Jock FinlaysonThe recent federal election campaign saw much discussion about climate change, energy policy, housing, the social safety net, and the well-being of the never-defined “middle class.” One subject that was ignored by both the media and those seeking office was productivity.

That’s unfortunate and somewhat puzzling.

After all, in the long term the only way to raise living standards and incomes for Canadians is by building a more productive economy. Yet it seems that most of the country’s political class would prefer to talk about almost anything else.

Even as the election unfolded, there was fresh evidence that Canada is struggling to remain in the top tier among the advanced economies.

The World Economic Forum’s latest global competitiveness report finds that Canada has fallen two notches since 2018 and now sits in 14th place overall. Since 2017, we’ve dropped four spots among the 140 countries tracked by the forum.

Canada continues to trail the U.S. and other leading economies in several key areas that affect competitiveness, including the burden of taxation, the state of innovation, the regulatory environment for business, the speed at which new technologies are diffused across the economy and – relative to the U.S. – aggregate market size.

Perhaps the greatest threat to Canada’s future living standards is the weakness of business investment. The C.D. Howe Institute periodically benchmarks business investment in Canada relative to other affluent jurisdictions by determining how much companies spend every year on various types of capital, measured on a per employee basis. Investment in housing is excluded, since this form of capital spending does nothing to lift productivity or spur innovation. For Canadian policy-makers, the assessment is not at all comforting.

Capital investment boosts the economy in two ways: first, when businesses undertake the investment; and second, as companies and their employees become more productive by being able to work with more and better equipment, machinery, advanced technology products, factories and buildings, engineering infrastructure, and intellectual property.

Looking at the data for Canada and other industrial countries, the C.D. Howe Institute researchers estimate that Canadian businesses collectively are investing about $15,000 per worker per year. The average amount for all of the industrial economies is $21,000 per worker. In the U.S., businesses are investing the equivalent of $26,000 per worker annually in machinery, equipment, buildings and other things that help to raise productivity. Canada has lost ground compared to most other advanced economies since 2015.

Business Investment Per Employee, 2015 and 2019

(Canadian dollars)

2015  2019
Canada $14,300 $15,000
United States $21,900 $26,000
Average for all advanced economies $18,200 $21,000

Comparing Canada and the U.S., for every dollar that American companies allocate to expand and improve the private sector’s stock of productive capital, Canadian businesses spend just 57 cents.
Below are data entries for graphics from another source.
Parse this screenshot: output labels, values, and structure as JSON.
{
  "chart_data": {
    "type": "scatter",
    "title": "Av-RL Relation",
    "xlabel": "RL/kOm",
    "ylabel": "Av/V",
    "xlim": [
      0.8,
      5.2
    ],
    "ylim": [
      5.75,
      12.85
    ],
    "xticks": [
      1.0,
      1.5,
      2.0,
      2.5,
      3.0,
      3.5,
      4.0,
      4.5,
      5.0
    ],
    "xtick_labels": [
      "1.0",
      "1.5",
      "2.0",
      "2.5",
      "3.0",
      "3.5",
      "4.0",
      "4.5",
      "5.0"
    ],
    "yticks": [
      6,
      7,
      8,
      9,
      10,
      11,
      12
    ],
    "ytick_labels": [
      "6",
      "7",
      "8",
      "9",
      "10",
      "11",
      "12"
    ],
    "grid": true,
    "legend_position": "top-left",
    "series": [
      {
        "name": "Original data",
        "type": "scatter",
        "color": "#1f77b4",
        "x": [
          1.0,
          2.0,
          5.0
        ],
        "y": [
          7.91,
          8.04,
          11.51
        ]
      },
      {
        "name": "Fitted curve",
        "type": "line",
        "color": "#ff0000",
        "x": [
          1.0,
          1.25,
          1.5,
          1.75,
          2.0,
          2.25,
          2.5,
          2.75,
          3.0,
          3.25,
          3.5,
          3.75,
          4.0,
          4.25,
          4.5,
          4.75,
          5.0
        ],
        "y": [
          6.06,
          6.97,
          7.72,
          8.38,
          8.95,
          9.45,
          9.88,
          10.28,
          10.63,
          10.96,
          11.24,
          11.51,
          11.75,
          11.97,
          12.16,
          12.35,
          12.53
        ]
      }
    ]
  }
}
If it persists, over time this investment gap will show up in the form of slower growth in real wages for Canadian workers vis-à-vis their U.S. counterparts, lost global market share for Canadian industries, proportionately fewer large Canadian-based companies, and a lower overall standard of living in Canada relative to jurisdictions that are more successful in attracting investment.

What explains Canada’s decidedly mediocre performance?

Referring back to the World Economic Forum’s report, energy infrastructure bottlenecks, an outdated tax system, an increasingly complex legal and regulatory environment for business, and Canada’s fragmented internal market are among the factors inhibiting investment and slowing capital formation.

If the members of Parliament elected on Oct. 21 want to see a more prosperous Canada, they should turn their attention to these issues and leave behind the sound bites and often simplistic narratives that dominated the recent campaign.

Jock Finlayson is executive vice-president of the Business Council of British Columbia.